De Lírios Ex-Piritum de Clélio Reis

Depois de muita conversa, eu e Clélio nos tornamos amigos e hoje confiamos um no outro. Sabia da sua verve poética em tempos idos e insistia para que voltasse a escrever com a intensão de publica-lo aqui no CaririCult. Me enrrolou um pouco até que hoje surpreendeu-me com uma agenda do ano de 1995 contendo uma espécie de “diário” com reflexões a respeito da vida e que escreveu de forma esparsa a partir do ano 2000. Não é nada acadêmico.
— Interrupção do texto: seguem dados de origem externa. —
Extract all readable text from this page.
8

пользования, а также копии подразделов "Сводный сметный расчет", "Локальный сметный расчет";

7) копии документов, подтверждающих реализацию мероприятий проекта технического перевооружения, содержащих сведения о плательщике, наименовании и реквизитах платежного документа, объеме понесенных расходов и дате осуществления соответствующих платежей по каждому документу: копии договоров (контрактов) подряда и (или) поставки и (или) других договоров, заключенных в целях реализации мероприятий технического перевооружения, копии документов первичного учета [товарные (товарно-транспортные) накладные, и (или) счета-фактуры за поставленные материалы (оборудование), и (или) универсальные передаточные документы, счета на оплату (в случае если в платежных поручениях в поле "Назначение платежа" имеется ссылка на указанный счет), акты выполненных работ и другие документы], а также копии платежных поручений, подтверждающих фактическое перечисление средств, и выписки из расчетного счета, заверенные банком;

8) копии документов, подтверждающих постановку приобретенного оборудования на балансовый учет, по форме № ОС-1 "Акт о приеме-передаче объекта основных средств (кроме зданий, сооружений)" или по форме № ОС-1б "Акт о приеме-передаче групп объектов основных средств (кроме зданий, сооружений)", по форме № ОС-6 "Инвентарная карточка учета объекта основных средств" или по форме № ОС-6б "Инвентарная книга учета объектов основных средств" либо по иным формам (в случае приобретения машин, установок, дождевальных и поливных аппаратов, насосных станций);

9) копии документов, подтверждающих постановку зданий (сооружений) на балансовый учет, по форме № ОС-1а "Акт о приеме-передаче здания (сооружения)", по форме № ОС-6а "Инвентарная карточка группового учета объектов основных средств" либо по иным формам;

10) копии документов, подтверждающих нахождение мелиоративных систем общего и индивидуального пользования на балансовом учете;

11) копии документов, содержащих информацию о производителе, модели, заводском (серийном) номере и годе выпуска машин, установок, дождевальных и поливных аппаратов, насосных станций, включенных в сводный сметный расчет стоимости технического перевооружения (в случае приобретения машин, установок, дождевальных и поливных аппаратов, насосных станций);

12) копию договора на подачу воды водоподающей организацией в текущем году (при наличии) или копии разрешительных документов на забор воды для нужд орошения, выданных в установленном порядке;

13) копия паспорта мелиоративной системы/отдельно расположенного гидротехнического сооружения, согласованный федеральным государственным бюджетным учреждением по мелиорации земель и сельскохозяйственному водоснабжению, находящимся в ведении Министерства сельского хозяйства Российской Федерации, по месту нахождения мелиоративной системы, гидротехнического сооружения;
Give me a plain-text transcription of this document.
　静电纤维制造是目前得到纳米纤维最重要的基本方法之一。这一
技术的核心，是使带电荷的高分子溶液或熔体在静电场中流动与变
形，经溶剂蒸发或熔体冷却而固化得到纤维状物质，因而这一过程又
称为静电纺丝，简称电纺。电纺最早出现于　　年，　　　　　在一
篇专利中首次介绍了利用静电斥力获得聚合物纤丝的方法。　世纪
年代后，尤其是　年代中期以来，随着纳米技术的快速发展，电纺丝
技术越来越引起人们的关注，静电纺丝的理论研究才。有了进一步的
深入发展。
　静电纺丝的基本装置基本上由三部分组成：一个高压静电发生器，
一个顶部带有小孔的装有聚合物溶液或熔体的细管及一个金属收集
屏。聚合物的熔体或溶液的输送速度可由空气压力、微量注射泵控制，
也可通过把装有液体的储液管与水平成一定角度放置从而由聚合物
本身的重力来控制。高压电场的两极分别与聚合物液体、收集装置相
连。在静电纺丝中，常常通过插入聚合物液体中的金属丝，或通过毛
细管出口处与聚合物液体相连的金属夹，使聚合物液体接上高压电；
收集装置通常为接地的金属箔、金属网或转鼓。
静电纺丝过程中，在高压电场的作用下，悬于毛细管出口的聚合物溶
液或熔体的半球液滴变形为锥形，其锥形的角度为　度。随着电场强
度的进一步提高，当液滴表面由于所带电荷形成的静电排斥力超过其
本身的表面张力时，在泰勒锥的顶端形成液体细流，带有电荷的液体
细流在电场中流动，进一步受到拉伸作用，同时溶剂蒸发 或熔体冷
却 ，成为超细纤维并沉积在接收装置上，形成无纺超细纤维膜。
É inteligente, sutil, leve e de uma sinceridade extrema.
Batizamos os textos, que a partir de hoje publico aqui, com o nome “De Lírios Ex-piritum de Clélio Reis”. Nem sei o que significa mas ficou bacana e rimos dessa nossa brincadeira.

Então lá vai:


“De Lírios Ex-piritum de Clélio Reis”

CANTO I

"Então eu lhe falei da noite escura e do dia de sol; lhe falei da mansidão e da brutalidade; lhe falei da água e da sede de amar; lhe falei de Jesus e de Buda; do desejo e do ímpeto contido; lhe falei da fome e da eternidade das noites; lhe falei do tudo e do nada; lhe falei do café da manhã e da maçã; do copo e do livro; lhe falei do poder das trevas; lhe falei de Gabriel e de Israel; lhe falei dos templos e do tempo; lhe falei de Zumbi e da cancela escancarada dando passagem para Francisco menino sedento de sonho; falei do trabalho e da ociosidade; falei do relógio assinalando o tempo e a noite; falei da televisão querendo que todo mundo a assistisse; falei do vale do Cariri e da chapada do Araripe; falei de tudo e ainda não esgotei a vida. Falei do sonho e da eternidade de Deus; falei da infância na lagoinha lá no fundo da memória do sertão solidão; falei da brilhantina dos cabelos de Elvis; falei de Sansão e de Dalila e da colonização da Lua; falei da natureza e da máquina arrogante; do silêncio e do ruido e ainda não esgotei a vida. Falei do futebol e da palhaçada; das mentes consideradas superiores e da ignorância; falei de “Deus e o Diabo na Terra do Sol”; falei dos terremotos que aqui ainda não chegaram; falei de tudo e ainda não esgotei a vida. Falei da poluição envenenando o ar que respiramos; falei do gozo de uma trepada e até da masturbação; falei que todo mundo era louco, um louco varrido contendo sua animalidade; falei que os normais eram feras furiosas por dentro; que nas igrejas só tinham tolos; falei de tudo e ainda não esgotei a vida. A vida é inesgotável. Falei desse Deus que não impede que envelheçamos e morramos; falei que a vida eterna é uma ilusão; falei que a calça boca de sino tinha voltado; falei que a vida é aqui e agora. Pois quem sabe do amanhã?"

Datado: Fevereiro-2001

3 comentários:

Calazans Callou disse...

Cléio Reis, pessoa admirável, porém incompreendido. Gostei. Espero por mais.

Domingos Barroso disse...

Estrondosa e reveladora gargalhada.
Só tenho mágicas lembranças.

Clélio, forte abraço.

joão alberto lupin disse...

texto gostoso de se ler!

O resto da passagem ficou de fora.